Theta functions and optimal lattices for a grid cells model

Certain types of neurons, called "grid cells", have been shown to fire on a triangular grid when an animal is navigating on a two-dimensional environment, whereas recent studies suggest that the face-centred-cubic (FCC) lattice is the good candidate for the same phenomenon in three dimensions. The goal of this paper is to give new evidences of these phenomena by considering a infinite set of independent neurons (a module) with Poisson statistics and periodic spread out Gaussian tuning curves. This question of the existence of an optimal grid is transformed into a maximization problem among all possible unit density lattices for a Fisher Information which measures the accuracy of grid-cells representations in $\mathbb{R}^d$. This Fisher Information has translated lattice theta functions as building blocks.
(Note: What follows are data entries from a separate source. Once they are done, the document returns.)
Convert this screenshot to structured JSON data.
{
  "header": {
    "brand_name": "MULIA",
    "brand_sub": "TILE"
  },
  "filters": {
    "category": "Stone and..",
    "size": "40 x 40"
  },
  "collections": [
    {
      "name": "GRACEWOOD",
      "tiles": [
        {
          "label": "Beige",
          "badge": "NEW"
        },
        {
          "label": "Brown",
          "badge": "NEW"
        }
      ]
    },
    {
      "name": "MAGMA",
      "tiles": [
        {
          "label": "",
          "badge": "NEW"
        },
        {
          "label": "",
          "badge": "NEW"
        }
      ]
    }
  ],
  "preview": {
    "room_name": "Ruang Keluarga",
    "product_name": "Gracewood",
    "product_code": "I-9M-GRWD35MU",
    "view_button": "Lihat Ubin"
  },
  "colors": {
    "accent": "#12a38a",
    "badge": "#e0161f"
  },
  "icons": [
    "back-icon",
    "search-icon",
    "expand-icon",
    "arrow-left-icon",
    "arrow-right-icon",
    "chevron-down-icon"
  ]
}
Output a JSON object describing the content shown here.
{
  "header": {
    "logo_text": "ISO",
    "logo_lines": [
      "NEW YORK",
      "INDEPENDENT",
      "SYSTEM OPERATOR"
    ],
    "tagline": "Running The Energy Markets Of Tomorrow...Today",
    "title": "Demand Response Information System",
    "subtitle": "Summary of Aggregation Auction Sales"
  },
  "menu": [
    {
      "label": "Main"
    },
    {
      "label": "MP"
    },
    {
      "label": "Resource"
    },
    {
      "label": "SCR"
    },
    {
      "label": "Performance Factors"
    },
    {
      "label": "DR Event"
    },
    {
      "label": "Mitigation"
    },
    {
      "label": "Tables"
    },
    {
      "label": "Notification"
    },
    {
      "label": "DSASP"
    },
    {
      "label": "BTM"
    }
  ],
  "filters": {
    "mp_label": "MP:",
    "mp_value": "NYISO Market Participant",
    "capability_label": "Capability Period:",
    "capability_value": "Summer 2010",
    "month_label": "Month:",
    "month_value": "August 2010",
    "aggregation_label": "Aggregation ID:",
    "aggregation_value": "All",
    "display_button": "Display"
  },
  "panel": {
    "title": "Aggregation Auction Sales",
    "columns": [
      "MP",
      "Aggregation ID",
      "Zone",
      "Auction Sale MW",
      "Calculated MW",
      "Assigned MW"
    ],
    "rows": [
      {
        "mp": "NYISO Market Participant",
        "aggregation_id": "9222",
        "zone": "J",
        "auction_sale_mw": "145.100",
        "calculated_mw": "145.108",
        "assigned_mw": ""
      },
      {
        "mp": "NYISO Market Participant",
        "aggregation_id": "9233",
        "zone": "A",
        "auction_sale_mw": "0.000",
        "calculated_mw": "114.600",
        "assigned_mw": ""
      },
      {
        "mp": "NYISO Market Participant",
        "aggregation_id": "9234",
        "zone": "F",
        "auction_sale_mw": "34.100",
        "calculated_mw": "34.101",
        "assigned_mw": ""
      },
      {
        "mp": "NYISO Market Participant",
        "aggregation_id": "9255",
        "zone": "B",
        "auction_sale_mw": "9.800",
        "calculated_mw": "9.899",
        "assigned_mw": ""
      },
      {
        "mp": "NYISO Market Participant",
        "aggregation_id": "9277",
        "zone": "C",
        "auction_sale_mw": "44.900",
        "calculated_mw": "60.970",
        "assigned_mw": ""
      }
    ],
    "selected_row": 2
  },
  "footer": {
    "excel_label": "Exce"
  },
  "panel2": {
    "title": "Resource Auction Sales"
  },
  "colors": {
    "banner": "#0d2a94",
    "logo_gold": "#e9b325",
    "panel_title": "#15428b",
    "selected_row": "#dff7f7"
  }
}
We first derive asymptotic and numerical results showing the (non-)maximality of the triangular lattice with respect to the Gaussian parameter and the size of the firing field. In a particular case where the size of the firing fields and the lattice spacing match with experiments, we have numerically checked that it is possible to find a value for the Gaussian parameter above which the triangular lattice is always optimal. In the case of a radially symmetric distribution of firing locations, we also characterize all the lattices that are critical points for the Fisher Information at fixed scales belonging to an open interval (we call these lattices "volume stationary"). It allows us to compare the Fisher Information of a finite number of lattices in dimension 2 and 3 and to give another evidences of the optimality of the triangular and FCC lattices.